We have introduced you to several designs of flying cars. Some were very practical and marketable in nature as they could perform well both as a car and a plane. However, there have been 2,000 or more attempts to make flying cars. Many of them were just planes that could behave like a car on the road. Aeromobil’s car is undergoing fast-track development, and the 3.0 prototype had been developed in recent times. After the failure, it is expected that the company will go back to the drawing board and solve the performance issues. The prototype was hovering at 300 meters when the pilot experienced serious problems and had to deploy the Advanced Ballistic Parachute System.

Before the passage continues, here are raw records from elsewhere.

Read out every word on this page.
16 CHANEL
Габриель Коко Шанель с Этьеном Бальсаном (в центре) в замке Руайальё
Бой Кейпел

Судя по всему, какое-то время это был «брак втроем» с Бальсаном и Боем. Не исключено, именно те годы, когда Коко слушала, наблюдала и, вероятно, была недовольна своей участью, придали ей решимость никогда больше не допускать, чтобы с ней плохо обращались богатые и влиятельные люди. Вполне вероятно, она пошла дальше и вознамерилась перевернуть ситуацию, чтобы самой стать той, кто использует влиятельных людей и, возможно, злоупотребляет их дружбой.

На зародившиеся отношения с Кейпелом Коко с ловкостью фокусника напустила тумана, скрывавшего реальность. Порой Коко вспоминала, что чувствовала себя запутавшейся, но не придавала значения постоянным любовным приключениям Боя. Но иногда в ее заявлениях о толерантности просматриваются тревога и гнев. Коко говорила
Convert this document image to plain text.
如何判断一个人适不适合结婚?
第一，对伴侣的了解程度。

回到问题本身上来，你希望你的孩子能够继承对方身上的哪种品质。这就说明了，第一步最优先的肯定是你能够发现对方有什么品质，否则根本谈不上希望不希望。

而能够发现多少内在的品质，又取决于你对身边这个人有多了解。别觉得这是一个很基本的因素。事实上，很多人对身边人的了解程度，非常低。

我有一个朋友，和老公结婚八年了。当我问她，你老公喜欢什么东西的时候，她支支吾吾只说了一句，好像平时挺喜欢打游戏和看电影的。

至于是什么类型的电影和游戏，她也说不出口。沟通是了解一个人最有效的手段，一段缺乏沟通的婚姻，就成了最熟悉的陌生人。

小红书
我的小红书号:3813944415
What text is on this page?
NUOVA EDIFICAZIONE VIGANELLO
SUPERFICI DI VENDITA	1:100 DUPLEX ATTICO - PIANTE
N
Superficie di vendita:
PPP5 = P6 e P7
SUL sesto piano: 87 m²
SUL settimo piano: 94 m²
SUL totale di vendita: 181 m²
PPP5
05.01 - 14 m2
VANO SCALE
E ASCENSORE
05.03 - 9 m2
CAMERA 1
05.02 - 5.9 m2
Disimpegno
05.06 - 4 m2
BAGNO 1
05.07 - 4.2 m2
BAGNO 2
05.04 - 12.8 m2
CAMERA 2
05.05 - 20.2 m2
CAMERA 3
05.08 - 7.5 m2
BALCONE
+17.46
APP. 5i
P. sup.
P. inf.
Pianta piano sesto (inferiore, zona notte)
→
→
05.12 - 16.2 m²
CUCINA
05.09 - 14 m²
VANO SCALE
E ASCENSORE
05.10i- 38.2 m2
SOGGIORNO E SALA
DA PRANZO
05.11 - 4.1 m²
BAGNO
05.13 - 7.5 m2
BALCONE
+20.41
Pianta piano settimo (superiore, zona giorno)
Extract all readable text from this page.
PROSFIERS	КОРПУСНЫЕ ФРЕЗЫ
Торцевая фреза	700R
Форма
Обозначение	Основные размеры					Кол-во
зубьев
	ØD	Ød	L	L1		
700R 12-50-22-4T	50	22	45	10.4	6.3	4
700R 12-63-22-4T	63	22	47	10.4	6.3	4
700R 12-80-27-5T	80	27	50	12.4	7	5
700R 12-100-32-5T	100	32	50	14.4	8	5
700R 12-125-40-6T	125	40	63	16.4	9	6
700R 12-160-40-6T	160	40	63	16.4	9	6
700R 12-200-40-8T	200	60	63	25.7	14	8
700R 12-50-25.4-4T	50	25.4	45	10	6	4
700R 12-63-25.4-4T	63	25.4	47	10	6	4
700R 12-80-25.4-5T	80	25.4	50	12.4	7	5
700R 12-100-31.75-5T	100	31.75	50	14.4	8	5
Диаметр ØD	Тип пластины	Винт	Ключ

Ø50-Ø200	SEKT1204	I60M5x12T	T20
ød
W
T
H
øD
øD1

The AutoMobil was supposed to be made available to the public within two years, but no surprises if the date gets extended after the accident. However, the company is undeterred, and it wants to continue the development of its prized product come what may. The company also announced that the data from the crash will be used for further analysis.
The occurrence of these kinds of failures during tests and trials of aircraft is very common as we are only getting to know more and more about the craft. It is a learning curve the allows the design engineers to work with read time data for risk mitigation. So let’s hope these guys deliver the fantastic flying car to us in working shape. However, we did like the Carplane more due to its much better utility as a car.